Comme nous l’avons dit précédemment dans l’introduction, les cinéastes impressionnistes ont voulu tout comme les peintres qui procèdent par une successions de couches, procéder par une successions d’effets, et ainsi créer une « symphonie visuelle ». L’Herbier respecte cela en introduisant des flous, notamment des « flous tramés »  qui pour l’anecdote provoqua la colère de Léon Gaumont à la projection qui cru, que c’était une faute de l’opérateur au montage, il insère aussi des sur-impressions, des déformations optiques et des fondus comme pour mieux accentuer le dénouement tragique. Nous pouvons remarquer que le rythme est rigoureusement travaillé ainsi que le cadrage et le montage. En effet, nous sommes parfois face à un véritable « montage épileptique », les plans ne durant pas plus d’une demi-seconde. L’Herbier va jusqu’à filmer à travers un voile en dentelle, comme pour styliser son oeuvre à l’extrême.

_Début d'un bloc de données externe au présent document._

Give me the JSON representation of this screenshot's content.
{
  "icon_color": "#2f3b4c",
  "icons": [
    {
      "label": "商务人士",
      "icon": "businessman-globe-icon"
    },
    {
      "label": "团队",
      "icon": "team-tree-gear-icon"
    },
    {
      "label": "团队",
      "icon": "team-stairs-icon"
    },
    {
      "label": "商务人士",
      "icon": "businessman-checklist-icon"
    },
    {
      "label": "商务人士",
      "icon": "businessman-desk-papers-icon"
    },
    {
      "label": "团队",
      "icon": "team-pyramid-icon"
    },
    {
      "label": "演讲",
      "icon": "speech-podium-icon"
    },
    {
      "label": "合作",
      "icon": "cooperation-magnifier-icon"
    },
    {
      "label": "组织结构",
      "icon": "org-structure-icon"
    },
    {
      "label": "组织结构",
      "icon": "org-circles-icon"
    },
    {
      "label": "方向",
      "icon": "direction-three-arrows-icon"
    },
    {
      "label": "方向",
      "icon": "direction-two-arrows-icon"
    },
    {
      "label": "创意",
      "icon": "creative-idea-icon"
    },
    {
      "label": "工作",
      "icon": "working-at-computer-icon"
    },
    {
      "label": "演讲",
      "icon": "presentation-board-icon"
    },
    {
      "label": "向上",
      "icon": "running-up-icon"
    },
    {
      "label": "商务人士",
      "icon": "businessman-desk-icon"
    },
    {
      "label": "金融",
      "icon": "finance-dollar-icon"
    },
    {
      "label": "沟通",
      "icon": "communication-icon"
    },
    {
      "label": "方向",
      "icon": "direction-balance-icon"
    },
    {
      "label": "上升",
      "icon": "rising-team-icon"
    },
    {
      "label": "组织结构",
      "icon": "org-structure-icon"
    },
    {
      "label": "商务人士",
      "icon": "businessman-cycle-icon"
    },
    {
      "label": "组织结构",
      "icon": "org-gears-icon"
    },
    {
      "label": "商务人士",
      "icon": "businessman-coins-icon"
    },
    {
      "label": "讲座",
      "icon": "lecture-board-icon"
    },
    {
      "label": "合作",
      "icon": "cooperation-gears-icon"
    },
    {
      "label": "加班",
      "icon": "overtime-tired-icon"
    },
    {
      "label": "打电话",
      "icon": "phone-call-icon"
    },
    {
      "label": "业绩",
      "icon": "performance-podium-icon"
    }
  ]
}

On retrouve dans toute l’oeuvre de L’Herbier un univers onirique. En effet par exemple il opère un flou sur le personnage principal quand celle-ci est perdu dans ses rêveries.


Nous pouvons aussi nous attarder sur l’apparence du personnage de Sibilla, qui n’est pas sans nous évoquer le tableau de Manet, Berthe Morisot à l’éventail qui date 1872.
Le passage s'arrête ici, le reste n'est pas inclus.